Less is more. Stay pure. Stay poor.
#13
I was thinking visualizations are always better. So can you plot the original series after differencing. There is a function in R, auto.arima, that tries to find the best model. I am sure purist may think it functions like a stepwise regression were enough content knowledge is not being incorporated, but it is a good start some times.
 

noetsi

Fortran must die
#14
SCAN and ESACF are the older SAS equivalents of auto.arima. My problem is that I am unable to find any ARIMA number that works. I can get rid of non-stationarity. I can't get rid of serial correlation as reflected by the Box Ljung results.
 

noetsi

Fortran must die
#16
George Box also said "All models are wrong, but some are useful." Even if your model is not technically perfect, does it provide useful forecasts?
It provides me, hopefully, with one more tool of the many I use to predict future results. My concern is that the model that works best, given my sense of how our data works, is non-stationary. Its also interestingly, the one that does the best on the Box Ljung test.
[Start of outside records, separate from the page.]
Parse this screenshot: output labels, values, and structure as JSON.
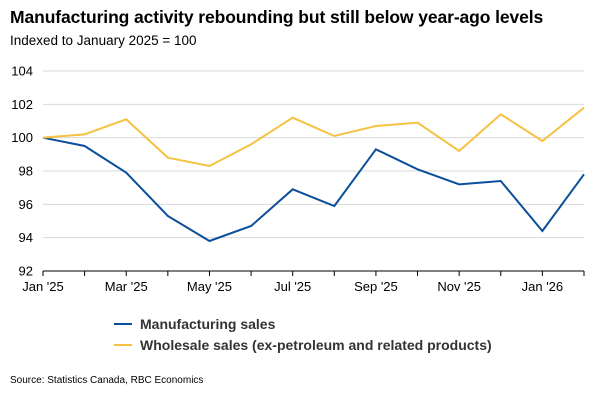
{
  "header": {
    "title": "Manufacturing activity rebounding but still below year-ago levels",
    "subtitle": "Indexed to January 2025 = 100"
  },
  "source": "Source: Statistics Canada, RBC Economics",
  "chart_data": {
    "type": "line",
    "x": [
      "Jan '25",
      "Feb '25",
      "Mar '25",
      "Apr '25",
      "May '25",
      "Jun '25",
      "Jul '25",
      "Aug '25",
      "Sep '25",
      "Oct '25",
      "Nov '25",
      "Dec '25",
      "Jan '26",
      "Feb '26"
    ],
    "xticklabels": [
      "Jan '25",
      "Mar '25",
      "May '25",
      "Jul '25",
      "Sep '25",
      "Nov '25",
      "Jan '26"
    ],
    "yticks": [
      92,
      94,
      96,
      98,
      100,
      102,
      104
    ],
    "ylim": [
      92,
      104
    ],
    "grid": true,
    "legend_position": "bottom",
    "series": [
      {
        "name": "Manufacturing sales",
        "color": "#0b4f9c",
        "values": [
          100.0,
          99.5,
          97.9,
          95.3,
          93.8,
          94.7,
          96.9,
          95.9,
          99.3,
          98.1,
          97.2,
          97.4,
          94.4,
          97.8
        ]
      },
      {
        "name": "Wholesale sales (ex-petroleum and related products)",
        "color": "#f5c242",
        "values": [
          100.0,
          100.2,
          101.1,
          98.8,
          98.3,
          99.6,
          101.2,
          100.1,
          100.7,
          100.9,
          99.2,
          101.4,
          99.8,
          101.8
        ]
      }
    ]
  }
}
So its the one I went with. I just get nervous predicting with a non-stationary model (although I use ESM and that is commonly non-stationary and generates for us pretty good results). :p
 

noetsi

Fortran must die
#17
Ok I found a SAS comment that completely threw me.

Say you think there is a seasonal MA of 1 (not a differencing, a seasonal MA term) that is multiplicative for monthly data. Is the estimate statement for that

Q=(12,13) or Q=(12)(13)

The note I found says the multiplicative one would be Q=(12)(13), the Q=(12,13) would be additive seasonality.

But this is the only comment I have run into that says this.